Page 1 of 1

Copyright law does not stand

Posted: Sat Jul 12, 2025 5:31 am
by aminaas1576
That’s why we are defending the rights of libraries to serve our patrons where they are, online.

Posted in News | Tagged CDL, controlled digital lending, lawsuit | 3 Replies
EFF Legal Director: “in the way of a library’s right to lend its books”
On July 8, 2022, Corynne McSherry, legal director at the Electronic Frontier Foundation, spoke at a press conference about the copyright lawsuit brought against the Internet Archive by four commercial publishers. These are her remarks:


The Internet Archive, headquartered in San Francisco, is a 501(c)(3) non-profit library dedicated to preserving and sharing knowledge. Through Controlled Digital Lending (“CDL”), the Internet Archive phone number database and other nonprofit libraries make and lend out digital scans of print books in their collections, subject to strict technical controls.

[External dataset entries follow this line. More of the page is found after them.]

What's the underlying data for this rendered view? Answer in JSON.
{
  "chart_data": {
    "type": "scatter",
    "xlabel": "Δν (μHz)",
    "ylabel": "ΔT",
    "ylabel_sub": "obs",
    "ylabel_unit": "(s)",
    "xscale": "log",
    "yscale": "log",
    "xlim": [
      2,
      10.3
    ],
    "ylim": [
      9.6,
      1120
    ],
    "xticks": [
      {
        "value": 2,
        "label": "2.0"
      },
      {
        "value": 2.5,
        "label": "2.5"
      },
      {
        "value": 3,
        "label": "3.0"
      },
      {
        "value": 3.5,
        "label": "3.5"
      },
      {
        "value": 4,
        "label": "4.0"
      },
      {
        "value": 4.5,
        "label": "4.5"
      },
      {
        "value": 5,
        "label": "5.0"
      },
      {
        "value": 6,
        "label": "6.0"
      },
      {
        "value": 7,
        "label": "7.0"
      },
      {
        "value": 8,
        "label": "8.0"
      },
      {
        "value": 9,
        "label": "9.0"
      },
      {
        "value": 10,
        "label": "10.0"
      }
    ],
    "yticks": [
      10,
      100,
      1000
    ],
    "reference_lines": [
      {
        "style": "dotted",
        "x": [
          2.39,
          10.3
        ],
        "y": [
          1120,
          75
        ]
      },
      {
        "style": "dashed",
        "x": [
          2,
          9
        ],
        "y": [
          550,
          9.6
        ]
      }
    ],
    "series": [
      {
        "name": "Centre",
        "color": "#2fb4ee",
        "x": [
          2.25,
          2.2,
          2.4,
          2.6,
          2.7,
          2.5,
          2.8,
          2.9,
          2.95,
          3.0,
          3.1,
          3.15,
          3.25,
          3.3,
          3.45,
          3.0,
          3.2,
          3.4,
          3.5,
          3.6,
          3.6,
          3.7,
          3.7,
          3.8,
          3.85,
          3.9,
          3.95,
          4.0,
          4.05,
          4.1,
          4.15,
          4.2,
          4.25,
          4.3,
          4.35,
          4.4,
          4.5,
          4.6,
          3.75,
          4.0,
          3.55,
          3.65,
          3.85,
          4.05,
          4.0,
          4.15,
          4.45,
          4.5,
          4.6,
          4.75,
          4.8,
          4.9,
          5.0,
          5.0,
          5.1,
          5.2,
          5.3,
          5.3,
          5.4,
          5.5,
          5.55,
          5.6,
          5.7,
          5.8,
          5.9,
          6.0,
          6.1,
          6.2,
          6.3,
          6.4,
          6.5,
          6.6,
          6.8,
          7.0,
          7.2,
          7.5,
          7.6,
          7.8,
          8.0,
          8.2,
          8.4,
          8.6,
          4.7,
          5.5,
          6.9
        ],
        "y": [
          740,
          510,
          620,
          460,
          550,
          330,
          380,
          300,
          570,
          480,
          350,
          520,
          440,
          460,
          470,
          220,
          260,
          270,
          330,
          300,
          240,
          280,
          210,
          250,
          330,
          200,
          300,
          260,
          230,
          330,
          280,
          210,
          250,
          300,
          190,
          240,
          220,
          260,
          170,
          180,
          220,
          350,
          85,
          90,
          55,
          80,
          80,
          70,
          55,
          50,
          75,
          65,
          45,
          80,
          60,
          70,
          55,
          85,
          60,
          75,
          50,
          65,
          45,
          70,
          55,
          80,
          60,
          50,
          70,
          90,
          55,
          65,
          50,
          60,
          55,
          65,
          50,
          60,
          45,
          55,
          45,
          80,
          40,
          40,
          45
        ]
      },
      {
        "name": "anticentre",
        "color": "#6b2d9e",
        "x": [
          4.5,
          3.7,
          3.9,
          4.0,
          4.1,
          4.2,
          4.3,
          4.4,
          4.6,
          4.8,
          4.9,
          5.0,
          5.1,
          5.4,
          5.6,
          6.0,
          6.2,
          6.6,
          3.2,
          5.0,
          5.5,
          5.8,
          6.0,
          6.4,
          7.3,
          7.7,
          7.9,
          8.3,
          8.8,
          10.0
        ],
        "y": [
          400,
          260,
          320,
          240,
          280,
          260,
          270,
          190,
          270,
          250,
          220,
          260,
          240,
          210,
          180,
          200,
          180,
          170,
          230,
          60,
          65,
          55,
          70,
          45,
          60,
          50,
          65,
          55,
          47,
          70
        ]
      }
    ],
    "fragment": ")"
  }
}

Each book loaned via CDL has already been bought and paid for, so authors and publishers have already been fully compensated for those books.

Publishers Hachette, HarperCollins, Wiley, and Penguin Random House sued the Archive in 2020, claiming that CDL violates their copyrights, costs them millions of dollars, and threatens their businesses. They are wrong: Libraries have paid publishers billions of dollars for the books in their print collections, and are investing enormous resources in digitization in order to preserve those texts. CDL merely helps libraries take the next step by ensuring the public can make full use of books that libraries already have bought and paid for. CDL is fundamentally the same as traditional library lending and poses no harm to authors or the publishing industry.